I have watched hundreds of trial sessions across academy and development programmes around Coventry and Warwickshire. The players who get signed are not always the fastest, the strongest, or the best finishers. They are almost always the ones whose first touch invites the next action. A heavy touch is a wasted second. A clean touch is a free yard.
The problem with how we teach control
Most grassroots coaches teach 'control' as a static skill — receive the ball, stop the ball, then do the next thing. That is not what control is. Control is the act of placing the ball where your next decision needs it. The touch and the decision are the same moment.
When we separate them in training (touch first, decide second), we train players to need a second touch to recover. By age 12, that is a permanent tax on every action they take.
Three principles we drill on every session
- Cushion, don't catch. The ball should arrive into a relaxed surface — laces, instep, or thigh — that gives a few centimetres on impact. Stiff legs produce bouncing balls.
- Open body, then receive. The first thing that turns is the back foot, not the touch. If the body is square, the touch can only go forward or backward.
- Touch into space, not into pressure. The receiving foot decides the angle. If a defender is on your left shoulder, the touch goes right — non-negotiable.

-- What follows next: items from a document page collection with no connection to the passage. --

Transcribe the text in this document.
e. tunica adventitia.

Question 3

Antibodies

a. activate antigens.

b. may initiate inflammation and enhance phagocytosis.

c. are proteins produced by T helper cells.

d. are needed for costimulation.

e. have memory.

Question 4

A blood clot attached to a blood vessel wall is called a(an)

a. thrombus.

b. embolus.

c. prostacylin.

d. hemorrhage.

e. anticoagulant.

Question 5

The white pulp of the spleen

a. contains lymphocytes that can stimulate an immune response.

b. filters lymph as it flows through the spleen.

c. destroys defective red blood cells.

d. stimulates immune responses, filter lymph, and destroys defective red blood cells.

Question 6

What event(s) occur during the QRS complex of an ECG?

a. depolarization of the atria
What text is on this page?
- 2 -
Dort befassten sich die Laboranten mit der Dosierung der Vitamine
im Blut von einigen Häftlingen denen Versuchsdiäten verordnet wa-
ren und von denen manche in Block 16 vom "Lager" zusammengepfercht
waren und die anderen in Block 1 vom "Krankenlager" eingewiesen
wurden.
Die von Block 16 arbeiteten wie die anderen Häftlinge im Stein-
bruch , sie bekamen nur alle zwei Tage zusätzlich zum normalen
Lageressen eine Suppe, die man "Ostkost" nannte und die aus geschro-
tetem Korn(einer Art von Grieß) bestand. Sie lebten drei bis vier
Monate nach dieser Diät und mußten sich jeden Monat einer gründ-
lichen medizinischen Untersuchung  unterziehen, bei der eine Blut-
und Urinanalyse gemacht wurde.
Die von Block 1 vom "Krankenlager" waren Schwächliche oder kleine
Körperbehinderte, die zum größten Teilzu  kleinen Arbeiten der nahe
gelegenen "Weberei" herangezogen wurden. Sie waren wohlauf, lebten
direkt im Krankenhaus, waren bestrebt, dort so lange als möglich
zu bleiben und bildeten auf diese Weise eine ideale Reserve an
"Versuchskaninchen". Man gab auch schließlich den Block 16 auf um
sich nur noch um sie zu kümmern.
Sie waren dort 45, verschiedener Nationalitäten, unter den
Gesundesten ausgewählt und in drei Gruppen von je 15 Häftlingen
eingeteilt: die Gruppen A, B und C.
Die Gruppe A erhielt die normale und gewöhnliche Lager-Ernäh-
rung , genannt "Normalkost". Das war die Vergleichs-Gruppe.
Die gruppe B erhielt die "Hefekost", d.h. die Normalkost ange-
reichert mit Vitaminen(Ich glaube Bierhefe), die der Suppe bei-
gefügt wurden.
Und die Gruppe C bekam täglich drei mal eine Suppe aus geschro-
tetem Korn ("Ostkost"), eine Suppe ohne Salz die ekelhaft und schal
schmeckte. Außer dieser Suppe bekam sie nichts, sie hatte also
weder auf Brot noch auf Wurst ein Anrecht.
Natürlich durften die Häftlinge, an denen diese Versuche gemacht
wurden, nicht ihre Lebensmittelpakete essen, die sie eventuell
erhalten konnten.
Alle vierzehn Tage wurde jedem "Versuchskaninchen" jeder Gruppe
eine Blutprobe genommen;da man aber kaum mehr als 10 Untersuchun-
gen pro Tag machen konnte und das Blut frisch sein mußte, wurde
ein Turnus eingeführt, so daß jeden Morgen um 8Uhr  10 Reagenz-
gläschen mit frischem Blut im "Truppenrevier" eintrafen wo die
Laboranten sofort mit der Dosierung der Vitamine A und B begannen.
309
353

A progression that actually works
I run first-touch progressions across four weeks. Each week adds a new layer of pressure without changing the core movement. By week four the player is performing the same touch under realistic match speed.
- Week 1: Static partner, ball played in firm and flat. Focus on cushion and angle.
- Week 2: Static partner, ball played in at varied heights and pace. Focus on body shape.
- Week 3: Add a passive defender behind the receiver. Touch must escape the defender's reach.
- Week 4: Live 1v1 from a feed. Touch dictates whether the player attacks, retains, or releases.
Wall Scans (10 minutes, solo or paired)
Sharpen first touch under cognitive load.
- A flat wall, a ball, two cones eight metres back from the wall as a 'control zone'.
- 1.Player passes the ball into the wall and receives the rebound inside the control zone.
- 2.Before the ball returns, the player must shout a number (1 = inside foot, 2 = outside foot, 3 = thigh).
- 3.First touch must use the called surface and finish inside the control zone.
- If the touch escapes the zone, the player has failed the rep — reset, no shortcuts.
- The shout commits the player. No changing the surface mid-flight.
- Vary the pass weight — too easy is wasted reps.
Measuring progress honestly
Every Fact Football player has a four-line note in my session log: scan rate, first-touch quality, decision speed, finishing under pressure. Parents see this after every session. It is not graded — it is described, in plain language, with one specific moment from the session as evidence.
If you cannot describe what improved, you cannot honestly say anything improved.
— Coach Abbey
- Treat first touch and decision-making as one moment, not two.
- Coach the body shape before the foot.
- Add pressure progressively across weeks — same drill, harder context.